ソケットになっているので、他の水晶発振子でも使う事が出来ます。
赤いターミナルは、ソケットに接続しています。 リード線タイプの水晶発振子( 下の8KHzなど )に使います。
発振周波数を確認してみました。 Part.1 10,000.095516Hz( 10.000095516KHz )と表示されています。
ぴったり合っていない原因は周波数調整用の回路が無い為です。 実用上、問題はないので省きました。
発振波形を確認してみました。 Part.2 正弦波ではなく、矩形波と呼ばれるものです。
10KHz以外に、20KHz,30KHz,40KHz,50KHz・・・と倍数の周波数が同時に出力に現れるためです。
10KHz以外を遮断するフィルターを取り付ければ、綺麗な正弦波になります。
今回は、水晶そのものから音を聴くのが目的なので、省いています。
発振波形を確認してみました。 Part.3
スペクトラム・アナライザーを使用して測定してみました。 発振した波形がどのくらい綺麗なのか( 信号純度 )、高調波( 発振周波数の倍数で現れる。 信号のレベルと周波数を同時に測定 )などが測定できます。
50オームの負荷を接続した時の出力電圧は、145.2mV となりました。
今回使用した機械は、1台でベンツ1台( 一番高い方の )と同じくらいの値段です。
他にも、音が聞こえる水晶が手に入りました。
上述の10KHzに比べて、同じ発振回路で試すとこちらの方が音が小さめでした。
この水晶に適した回路を使えば、音はもう少し大きくなると思います。
ただ、あまり大きな電圧を加えると振動子が割れてしまいます。
見つけるのは難しいので、大事にしないと・・・
知人に探して貰っていますが、ヨーロッパとかロシアの方が出回っているのでは?との感触でした。

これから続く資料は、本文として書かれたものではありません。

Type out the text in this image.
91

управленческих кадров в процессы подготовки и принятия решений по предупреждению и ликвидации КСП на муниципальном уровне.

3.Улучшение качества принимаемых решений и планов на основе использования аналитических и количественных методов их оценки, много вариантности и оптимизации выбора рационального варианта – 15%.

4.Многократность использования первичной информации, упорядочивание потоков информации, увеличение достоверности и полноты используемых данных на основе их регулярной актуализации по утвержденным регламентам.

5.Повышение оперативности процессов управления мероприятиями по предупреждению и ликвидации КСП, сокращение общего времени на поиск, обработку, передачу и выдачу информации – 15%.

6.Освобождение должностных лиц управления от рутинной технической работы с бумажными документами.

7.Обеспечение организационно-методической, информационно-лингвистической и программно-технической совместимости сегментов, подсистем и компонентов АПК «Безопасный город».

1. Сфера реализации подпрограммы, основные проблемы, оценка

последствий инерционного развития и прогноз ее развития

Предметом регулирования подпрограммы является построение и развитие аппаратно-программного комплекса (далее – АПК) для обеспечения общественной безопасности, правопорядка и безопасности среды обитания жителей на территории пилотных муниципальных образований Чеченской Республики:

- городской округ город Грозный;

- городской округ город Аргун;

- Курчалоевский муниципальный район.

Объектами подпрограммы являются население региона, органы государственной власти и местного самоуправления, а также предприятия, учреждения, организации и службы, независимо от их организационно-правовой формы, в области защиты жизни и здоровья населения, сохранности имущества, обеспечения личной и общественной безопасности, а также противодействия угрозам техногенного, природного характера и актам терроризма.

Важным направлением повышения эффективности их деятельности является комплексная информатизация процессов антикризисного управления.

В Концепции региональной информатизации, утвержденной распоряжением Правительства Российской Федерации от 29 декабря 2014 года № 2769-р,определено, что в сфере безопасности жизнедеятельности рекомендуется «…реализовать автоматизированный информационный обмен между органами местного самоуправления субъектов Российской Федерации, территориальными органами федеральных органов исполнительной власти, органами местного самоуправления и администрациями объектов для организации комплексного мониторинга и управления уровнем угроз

10KHz以下の物があれば購入すると伝えたので、見つかったら連絡が来るでしょう。
こればかりは時間が掛かりそうですが。
これは、日本電気( NEC )製の8KHz 水晶振動子
楕円のガラス管に入っています。
金属ケースに入った水晶発振子 上:8.45663KHz 下:12.350KHz
上の8.4KHzは発振して音も聴く事が出来たが、下の12.35KHzは発振回路と合わないのか発振していない様子でした。
もう少し粘ってみます。
更に、応用するするなら
セイコー・エプソン SPG-8650O( 赤字はアルファベットのOです )
10KHzを分周するICです。 詳しいデータは、ここにあります!
発振させて音を聴くだけなら、必要はありません。 見付けにくいICです。
10KHzを1KHz,100Hz,10Hz,1Hz・・・と1/10ずつ周波数を下げる働きをします。
例えば1Hzにすると、LEDを1秒毎に点滅させる事が出来ます。
可変コンデンサ( ポリバリコン )
今回は無くても構いません。
もし周波数を正確に合わせたい希望があれば、使います。